Rodolfo F. Peña
Tiempos de desprecio
Una persona, con su familia, abandonaba a toda prisa su vivienda en la zona del siniestro en San Juan Ixhuatepec, y a poco andar, los vehículos en que viajaban se encontraron con una camioneta Rombo tripulada por tres militares ebrios que les cerraron el paso; el hombre se adelantó a pie hacia los agresores para pedirles que franquearan la vía, pero viendo que éstos no tenían la menor traza de ir a ceder y se mostraban amenazantes, giró para regresar y recibió dos tiros de pistola que le causaron la muerte. (La Jornada, ayer.)
Uno se pregunta qué les cruzaba por la cabeza a los tres, pero principalmente al victimario, además de los humos etílicos. ¿Es creíble que los hayan confundido con saqueadores? No, esos militares ni remotamente estaban cumpliendo con ningún deber. Estaban divirtiéndose con la tragedia, con el miedo y la alarma de la gente; y ellos también podían agregar fuego al fuego y matar impunemente, y lo hicieron. San Juanico, así, tiene un muerto más, alguien que pudo salvarse de las llamas y de la asfixia pero no del desprecio.
Es el mismo desprecio que los agentes de seguridad de Pemex mostraron por los fotógrafos de prensa Eloy y Pedro Valtierra, a quienes agredieron verbal y físicamente y despojaron de su equipo de trabajo. Aquí, presumiblemente, el desprecio fue también por la verdad de la imagen, pues se pretendía mantenerlo todo bajo control, y es sabido que si no se ve no se siente.

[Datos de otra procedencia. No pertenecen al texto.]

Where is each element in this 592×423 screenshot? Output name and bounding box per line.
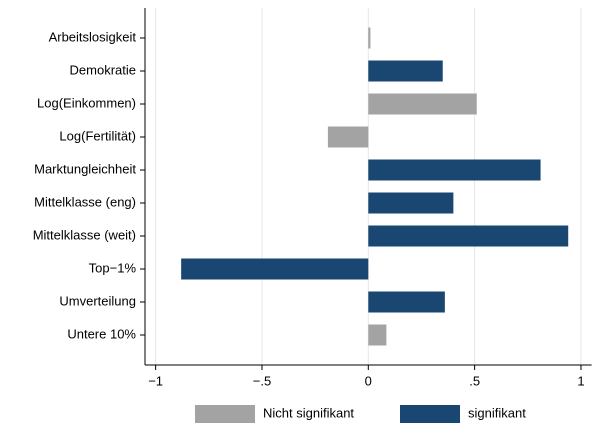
bar bbox=[368, 27, 371, 49]
y-tick-label: Top−1% bbox=[89, 260, 137, 275]
y-tick-label: Marktungleichheit bbox=[34, 161, 136, 176]
y-tick-label: Mittelklasse (eng) bbox=[34, 194, 136, 209]
bar bbox=[368, 192, 454, 214]
bar bbox=[368, 60, 443, 82]
legend-label: Nicht signifikant bbox=[263, 405, 354, 420]
bar bbox=[368, 159, 541, 181]
bar bbox=[368, 93, 477, 115]
x-tick-label: −.5 bbox=[253, 373, 271, 388]
bar bbox=[327, 126, 369, 148]
legend-label: signifikant bbox=[468, 405, 526, 420]
y-tick-label: Arbeitslosigkeit bbox=[49, 29, 137, 44]
bar bbox=[181, 258, 369, 280]
bar bbox=[368, 291, 445, 313]
bar bbox=[368, 324, 387, 346]
y-tick-label: Demokratie bbox=[70, 62, 136, 77]
legend-swatch bbox=[195, 405, 255, 423]
y-tick-label: Umverteilung bbox=[59, 293, 136, 308]
y-tick-label: Untere 10% bbox=[67, 326, 136, 341]
bar bbox=[368, 225, 569, 247]
y-tick-label: Log(Einkommen) bbox=[37, 95, 136, 110]
x-tick-label: −1 bbox=[148, 373, 163, 388]
legend-swatch bbox=[400, 405, 460, 423]
y-tick-label: Mittelklasse (weit) bbox=[33, 227, 136, 242]
x-tick-label: .5 bbox=[469, 373, 480, 388]
y-tick-label: Log(Fertilität) bbox=[59, 128, 136, 143]
x-tick-label: 0 bbox=[365, 373, 372, 388]
x-tick-label: 1 bbox=[577, 373, 584, 388]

Pero el gran desprecio, el más asombroso, es por San Juanico y su gente, sometida a una muerte sin fin. Hubo un tiempo en que las plantas y depósitos de combustible de la empresa petrolera nacional estaban muy lejos de las zonas urbanas (como lo estuvo, digamos, el aeropuerto internacional). Ese tiempo se fue hace mucho. A los ojos de ciertos tecnócratas, esto parecería responsabilizar a la gente de San Juanico, por haber ido a cobijar su miseria en zonas de alto riesgo. Pero la responsabilidad, aunque no pueda fincarse en tales o cuales personas, está en otro lado.
Está en los desequilibrios del desarrollo que alimentan fenómenos migratorios catastróficos y crecimiento desordenado de las ciudades. Apremiada por la necesidad y la falta de opciones, la gente ocupa cualquier espacio que parezca mínimamente habitable, y a nadie puede reprochársele que se esfuerce por vivir.
Pero no es la presencia de la gente lo que determina los siniestros de Pemex; esa presencia, a lo sumo, los convierte en tragedias. Los tres accidentes que se han padecido en los últimos 12 años habrían ocurrido aun si todos los alrededores estratégicos hubieran estado despoblados. En 1984 hizo explosión una gasera y pronto la siguieron nueve más; en 1992 se incendió un poliducto de gasolina, y en 1996 la válvula dañada de un contenedor inició el desastre. Así pues, incluso en el supuesto de que ninguna de esas terribles calamidades hubiera costado una sola vida humana, el país habría perdido cuantiosos recursos cuyo destino pudo haber sido menos grotesco. Las fallas, entonces, están en el insuficiente mantenimiento de las instalaciones, en la deficiente inspección técnica, en los dudosos sistemas de seguridad y quizá hasta en determinados grados de obsolescencia de los equipos. Y habría que ver si Pemex dispone de los recursos presupuestales para esos fines, después de la sangría impositiva a la que se le somete despiadadamente. Porque ya son muchas las desgracias parecidas que ocurren en casi todo el país.
Esto significa que el desprecio alcanza a nuestra principal empresa productiva, a la que se extrae todo el jugo sin ocuparse de mantenerla, lo que es de una atroz irresponsabilidad. Pero el desprecio se vuelve criminal cuando se trata de la vida humana. Ciertamente, el solo manejo de combustibles implica riesgos en cualquier parte. Pero en San Juanico, por lo que se ve, el riesgo es destino. Si ya no es posible reducir las dimensiones de la ciudad y de sus zonas conurbadas para volver a los viejos rangos de seguridad, lo que tiene que hacer Pemex con sus instalaciones es llevárselas a otro lugar, como tendrá que suceder algún día con el aeropuerto y con los patios de ferrocarriles de Buenavista. Todo eso, sin duda, implica dificultades y tal vez sustitución de problemas, pero hay que hacerlo. Y se puede, a condición de que, en relación con la gente, se cambie el desprecio por el respeto. Es decir, siempre y cuando ya nadie se sienta autorizado a actuar como los tres militares borrachos que asesinaron a un pobre hombre que se afanaba por salvar su vida.